Supercomputers are wonderfully flexible research instruments. They give us the ability to control the flow of time and perform experiments that are impossible in the real world. As the number of application fields that use supercomputing continues to expand with each new generation of machines, so do the possibilities to reach new knowledge levels. Forthcoming supercomputers will be able to perform a billion billion floating-point operations per second. The Argonne Leadership Computing Facility, a leading computer science research center, will operate such a machine, called Aurora. This talk will provide an overview of the facility and the exciting science it enables.
Biography
Michael E. Papka is a senior scientist and member of the senior leadership at Argonne National Laboratory. He has served as Argonne’s Deputy Associate Laboratory Director for Computing, Environment and Life Sciences since 2006, where he supports programmatic efforts that contribute to or benefit from high-performance computing. He also has served as director of the Argonne Leadership Computing Facility since 2010, with significant responsibility in delivering next-generation computing systems to the research community, including the future Aurora exascale system.

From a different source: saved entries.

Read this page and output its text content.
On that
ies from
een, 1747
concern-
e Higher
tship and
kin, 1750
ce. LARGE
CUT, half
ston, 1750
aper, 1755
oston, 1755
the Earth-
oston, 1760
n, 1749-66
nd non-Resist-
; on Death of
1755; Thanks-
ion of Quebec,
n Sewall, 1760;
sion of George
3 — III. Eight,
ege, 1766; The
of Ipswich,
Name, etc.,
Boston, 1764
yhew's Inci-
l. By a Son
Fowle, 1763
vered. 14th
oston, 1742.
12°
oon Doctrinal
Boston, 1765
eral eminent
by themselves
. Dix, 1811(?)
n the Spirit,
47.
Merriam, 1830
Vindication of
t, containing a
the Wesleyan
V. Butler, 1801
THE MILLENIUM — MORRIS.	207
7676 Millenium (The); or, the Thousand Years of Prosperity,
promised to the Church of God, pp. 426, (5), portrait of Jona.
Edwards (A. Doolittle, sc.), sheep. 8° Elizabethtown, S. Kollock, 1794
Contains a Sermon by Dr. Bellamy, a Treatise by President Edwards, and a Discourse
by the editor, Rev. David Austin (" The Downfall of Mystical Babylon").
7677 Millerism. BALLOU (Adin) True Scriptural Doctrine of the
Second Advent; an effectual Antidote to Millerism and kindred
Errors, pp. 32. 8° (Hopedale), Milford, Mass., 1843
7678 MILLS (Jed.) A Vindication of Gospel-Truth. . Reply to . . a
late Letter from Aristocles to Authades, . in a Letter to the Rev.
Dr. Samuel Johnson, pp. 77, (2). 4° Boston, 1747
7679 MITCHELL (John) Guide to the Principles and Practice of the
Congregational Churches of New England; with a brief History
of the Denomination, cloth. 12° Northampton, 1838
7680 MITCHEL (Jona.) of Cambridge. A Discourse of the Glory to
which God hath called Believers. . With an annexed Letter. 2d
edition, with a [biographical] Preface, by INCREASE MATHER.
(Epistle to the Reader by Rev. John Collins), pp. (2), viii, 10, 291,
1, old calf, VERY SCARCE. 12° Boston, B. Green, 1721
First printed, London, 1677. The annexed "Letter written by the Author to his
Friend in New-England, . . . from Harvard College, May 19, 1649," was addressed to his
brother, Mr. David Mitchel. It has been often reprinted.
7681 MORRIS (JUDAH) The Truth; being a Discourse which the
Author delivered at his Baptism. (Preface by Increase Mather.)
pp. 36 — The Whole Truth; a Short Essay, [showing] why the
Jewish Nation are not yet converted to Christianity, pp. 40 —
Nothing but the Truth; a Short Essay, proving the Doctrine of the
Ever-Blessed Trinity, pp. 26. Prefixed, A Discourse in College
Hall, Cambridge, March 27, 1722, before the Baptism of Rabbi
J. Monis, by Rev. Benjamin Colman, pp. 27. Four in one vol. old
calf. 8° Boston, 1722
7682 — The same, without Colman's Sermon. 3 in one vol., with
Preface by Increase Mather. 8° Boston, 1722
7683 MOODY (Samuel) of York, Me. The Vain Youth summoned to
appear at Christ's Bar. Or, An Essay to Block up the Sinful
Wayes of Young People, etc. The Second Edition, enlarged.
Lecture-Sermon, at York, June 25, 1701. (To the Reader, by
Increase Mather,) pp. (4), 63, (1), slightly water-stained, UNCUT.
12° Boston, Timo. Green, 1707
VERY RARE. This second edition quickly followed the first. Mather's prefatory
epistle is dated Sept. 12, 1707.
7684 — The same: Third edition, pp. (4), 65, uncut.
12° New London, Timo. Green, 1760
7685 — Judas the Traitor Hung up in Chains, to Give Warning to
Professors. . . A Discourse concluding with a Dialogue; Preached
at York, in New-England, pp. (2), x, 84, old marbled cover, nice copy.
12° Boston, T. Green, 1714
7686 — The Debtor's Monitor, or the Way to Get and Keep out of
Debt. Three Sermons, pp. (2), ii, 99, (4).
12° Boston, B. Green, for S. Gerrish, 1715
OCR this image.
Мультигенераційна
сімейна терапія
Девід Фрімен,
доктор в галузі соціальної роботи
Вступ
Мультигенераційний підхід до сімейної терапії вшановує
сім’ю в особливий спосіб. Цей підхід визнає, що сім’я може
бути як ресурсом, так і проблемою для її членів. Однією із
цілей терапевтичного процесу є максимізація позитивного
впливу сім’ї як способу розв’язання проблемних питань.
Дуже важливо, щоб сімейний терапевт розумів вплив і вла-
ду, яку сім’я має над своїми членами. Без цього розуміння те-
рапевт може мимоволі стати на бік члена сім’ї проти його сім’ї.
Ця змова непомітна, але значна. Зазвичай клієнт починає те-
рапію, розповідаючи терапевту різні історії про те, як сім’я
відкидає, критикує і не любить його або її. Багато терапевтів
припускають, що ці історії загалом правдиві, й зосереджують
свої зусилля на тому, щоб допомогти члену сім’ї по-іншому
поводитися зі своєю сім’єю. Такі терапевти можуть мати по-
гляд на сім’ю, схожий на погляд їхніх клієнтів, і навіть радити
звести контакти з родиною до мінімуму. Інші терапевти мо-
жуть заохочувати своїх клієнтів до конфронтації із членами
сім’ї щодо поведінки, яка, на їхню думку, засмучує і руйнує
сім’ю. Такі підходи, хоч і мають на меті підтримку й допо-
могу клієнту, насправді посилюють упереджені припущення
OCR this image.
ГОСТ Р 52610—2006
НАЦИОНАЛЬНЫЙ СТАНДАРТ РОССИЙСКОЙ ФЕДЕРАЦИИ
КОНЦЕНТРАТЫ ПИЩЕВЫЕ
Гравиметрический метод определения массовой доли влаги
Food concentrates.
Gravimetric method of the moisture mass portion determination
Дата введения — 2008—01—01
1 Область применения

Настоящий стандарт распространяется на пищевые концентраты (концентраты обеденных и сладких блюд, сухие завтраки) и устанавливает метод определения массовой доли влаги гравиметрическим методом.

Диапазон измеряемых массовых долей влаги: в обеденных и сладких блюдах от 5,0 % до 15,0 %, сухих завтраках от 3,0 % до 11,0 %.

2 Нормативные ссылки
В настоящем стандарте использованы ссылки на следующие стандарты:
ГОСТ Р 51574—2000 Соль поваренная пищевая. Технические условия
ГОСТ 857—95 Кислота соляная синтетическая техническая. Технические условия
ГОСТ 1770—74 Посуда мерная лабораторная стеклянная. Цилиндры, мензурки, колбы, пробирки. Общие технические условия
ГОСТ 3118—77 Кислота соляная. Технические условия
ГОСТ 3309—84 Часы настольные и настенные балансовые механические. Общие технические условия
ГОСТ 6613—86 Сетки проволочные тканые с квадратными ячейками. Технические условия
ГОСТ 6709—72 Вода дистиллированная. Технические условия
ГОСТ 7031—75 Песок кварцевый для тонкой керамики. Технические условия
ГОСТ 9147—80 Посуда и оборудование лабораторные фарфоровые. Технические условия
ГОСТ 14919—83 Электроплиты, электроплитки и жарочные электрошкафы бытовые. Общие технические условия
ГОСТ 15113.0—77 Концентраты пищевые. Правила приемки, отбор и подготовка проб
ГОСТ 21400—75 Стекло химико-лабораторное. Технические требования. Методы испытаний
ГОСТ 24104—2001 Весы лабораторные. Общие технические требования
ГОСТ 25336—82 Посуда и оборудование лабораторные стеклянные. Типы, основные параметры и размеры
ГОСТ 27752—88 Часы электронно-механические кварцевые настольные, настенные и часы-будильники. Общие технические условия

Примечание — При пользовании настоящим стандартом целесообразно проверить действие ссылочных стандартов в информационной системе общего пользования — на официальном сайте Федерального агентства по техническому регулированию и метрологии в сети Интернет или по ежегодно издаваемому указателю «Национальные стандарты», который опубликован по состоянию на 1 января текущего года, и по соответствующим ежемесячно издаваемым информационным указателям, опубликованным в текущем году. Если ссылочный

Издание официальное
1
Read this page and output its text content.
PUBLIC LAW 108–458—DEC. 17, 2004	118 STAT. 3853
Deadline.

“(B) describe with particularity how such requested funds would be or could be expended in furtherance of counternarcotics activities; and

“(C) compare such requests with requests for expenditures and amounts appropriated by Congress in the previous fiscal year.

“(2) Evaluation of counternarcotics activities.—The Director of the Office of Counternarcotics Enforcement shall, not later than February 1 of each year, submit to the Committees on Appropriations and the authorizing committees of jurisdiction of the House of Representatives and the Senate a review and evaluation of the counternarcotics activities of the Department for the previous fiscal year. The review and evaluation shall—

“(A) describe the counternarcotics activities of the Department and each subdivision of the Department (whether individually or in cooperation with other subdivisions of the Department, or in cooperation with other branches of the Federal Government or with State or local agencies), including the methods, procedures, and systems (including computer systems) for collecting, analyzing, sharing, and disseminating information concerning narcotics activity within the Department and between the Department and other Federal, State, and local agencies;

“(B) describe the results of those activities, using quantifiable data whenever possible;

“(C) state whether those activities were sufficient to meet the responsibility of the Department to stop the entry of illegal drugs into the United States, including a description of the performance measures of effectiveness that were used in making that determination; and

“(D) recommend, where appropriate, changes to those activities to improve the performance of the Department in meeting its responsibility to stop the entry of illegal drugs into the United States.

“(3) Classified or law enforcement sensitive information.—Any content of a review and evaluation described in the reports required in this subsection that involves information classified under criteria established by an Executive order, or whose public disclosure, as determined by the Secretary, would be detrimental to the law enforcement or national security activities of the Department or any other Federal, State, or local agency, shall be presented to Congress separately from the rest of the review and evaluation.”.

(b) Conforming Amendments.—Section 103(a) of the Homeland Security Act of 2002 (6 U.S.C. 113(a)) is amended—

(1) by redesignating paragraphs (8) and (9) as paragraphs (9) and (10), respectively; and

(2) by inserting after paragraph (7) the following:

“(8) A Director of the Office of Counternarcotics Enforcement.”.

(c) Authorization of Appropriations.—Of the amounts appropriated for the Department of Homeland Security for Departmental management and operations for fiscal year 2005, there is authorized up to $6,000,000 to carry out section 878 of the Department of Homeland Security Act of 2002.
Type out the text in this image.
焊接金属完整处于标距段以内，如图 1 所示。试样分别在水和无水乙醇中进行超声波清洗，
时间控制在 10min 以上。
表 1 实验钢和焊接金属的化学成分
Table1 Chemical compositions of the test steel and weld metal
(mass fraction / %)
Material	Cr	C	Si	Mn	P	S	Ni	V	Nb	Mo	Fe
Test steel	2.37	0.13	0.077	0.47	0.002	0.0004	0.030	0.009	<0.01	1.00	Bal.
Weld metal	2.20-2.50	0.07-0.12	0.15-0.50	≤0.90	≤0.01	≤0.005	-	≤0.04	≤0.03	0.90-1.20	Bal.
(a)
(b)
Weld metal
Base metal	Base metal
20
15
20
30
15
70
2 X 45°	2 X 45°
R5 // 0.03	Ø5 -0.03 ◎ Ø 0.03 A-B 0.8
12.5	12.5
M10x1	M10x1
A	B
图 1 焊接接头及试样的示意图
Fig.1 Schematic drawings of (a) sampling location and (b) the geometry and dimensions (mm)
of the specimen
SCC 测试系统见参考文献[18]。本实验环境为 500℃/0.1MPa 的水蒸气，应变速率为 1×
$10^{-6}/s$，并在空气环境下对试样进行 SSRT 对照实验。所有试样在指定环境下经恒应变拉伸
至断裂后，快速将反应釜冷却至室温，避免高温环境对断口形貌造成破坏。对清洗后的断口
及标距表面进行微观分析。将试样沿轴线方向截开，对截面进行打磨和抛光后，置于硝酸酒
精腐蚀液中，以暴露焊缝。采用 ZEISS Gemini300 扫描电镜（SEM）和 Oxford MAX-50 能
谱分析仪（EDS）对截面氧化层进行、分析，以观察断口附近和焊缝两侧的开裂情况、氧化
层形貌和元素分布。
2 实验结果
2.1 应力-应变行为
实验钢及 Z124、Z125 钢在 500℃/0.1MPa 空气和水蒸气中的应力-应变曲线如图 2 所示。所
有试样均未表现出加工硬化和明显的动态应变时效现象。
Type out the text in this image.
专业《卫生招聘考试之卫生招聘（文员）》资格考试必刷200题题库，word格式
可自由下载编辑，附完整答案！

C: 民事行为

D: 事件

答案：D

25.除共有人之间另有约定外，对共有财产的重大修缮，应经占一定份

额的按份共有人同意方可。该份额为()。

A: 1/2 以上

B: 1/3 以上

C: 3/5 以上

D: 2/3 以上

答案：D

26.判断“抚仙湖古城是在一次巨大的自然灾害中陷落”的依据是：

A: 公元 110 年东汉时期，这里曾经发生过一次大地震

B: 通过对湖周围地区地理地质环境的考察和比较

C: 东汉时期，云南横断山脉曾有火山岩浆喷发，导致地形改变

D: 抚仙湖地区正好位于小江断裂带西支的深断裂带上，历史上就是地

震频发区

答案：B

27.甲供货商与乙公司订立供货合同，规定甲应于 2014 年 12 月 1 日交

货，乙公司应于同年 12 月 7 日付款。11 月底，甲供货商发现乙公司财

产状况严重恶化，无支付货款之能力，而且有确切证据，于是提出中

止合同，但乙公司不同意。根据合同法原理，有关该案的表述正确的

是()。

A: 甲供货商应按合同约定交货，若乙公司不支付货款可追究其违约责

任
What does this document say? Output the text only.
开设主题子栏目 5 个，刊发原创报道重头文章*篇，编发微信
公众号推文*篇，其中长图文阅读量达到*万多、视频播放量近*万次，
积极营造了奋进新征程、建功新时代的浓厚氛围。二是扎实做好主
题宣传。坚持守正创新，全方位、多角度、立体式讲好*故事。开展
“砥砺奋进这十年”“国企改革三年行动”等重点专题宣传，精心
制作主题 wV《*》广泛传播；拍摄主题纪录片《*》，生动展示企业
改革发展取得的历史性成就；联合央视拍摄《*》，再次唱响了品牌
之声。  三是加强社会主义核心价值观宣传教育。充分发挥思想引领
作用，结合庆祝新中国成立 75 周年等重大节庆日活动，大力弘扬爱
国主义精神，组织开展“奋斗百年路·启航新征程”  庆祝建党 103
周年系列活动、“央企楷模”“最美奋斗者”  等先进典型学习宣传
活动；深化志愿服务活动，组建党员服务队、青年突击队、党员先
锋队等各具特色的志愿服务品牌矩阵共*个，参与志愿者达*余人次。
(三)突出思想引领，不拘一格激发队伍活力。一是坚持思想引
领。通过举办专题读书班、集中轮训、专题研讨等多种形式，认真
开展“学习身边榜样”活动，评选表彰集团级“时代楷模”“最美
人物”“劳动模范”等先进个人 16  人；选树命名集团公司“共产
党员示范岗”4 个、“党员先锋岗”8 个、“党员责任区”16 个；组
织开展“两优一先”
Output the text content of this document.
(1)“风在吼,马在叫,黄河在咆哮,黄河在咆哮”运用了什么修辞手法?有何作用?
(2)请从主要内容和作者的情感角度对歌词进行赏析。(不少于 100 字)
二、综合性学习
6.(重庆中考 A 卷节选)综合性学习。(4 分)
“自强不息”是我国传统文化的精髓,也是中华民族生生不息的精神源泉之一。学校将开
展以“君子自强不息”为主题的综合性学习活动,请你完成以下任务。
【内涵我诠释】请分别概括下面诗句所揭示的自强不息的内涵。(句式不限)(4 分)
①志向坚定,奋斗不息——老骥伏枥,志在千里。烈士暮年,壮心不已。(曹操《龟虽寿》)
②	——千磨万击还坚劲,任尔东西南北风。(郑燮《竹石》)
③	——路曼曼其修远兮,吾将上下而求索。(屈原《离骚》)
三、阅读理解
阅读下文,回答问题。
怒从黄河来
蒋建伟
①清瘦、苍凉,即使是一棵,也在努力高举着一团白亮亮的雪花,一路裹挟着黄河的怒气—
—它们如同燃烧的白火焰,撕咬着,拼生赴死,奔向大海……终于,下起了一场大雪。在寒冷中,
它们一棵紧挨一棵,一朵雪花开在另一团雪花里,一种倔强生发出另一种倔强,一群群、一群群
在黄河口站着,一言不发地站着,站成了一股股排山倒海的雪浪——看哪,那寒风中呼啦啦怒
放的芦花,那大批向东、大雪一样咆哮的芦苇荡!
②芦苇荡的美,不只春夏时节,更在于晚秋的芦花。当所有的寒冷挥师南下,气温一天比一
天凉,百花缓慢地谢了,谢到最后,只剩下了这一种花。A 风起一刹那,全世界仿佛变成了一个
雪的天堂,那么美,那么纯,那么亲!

His degrees include a Master's and a Ph.D. in computer science from the University of Chicago. His research interests span visualization, large-scale data analysis, and the development and deployment of research infrastructure in support of science. He is a Presidential Research, Scholarship and Artistry Professor in the Department of Computer Science at Northern Illinois University and leads the Data, Devices, and Interaction Laboratory (ddiLab).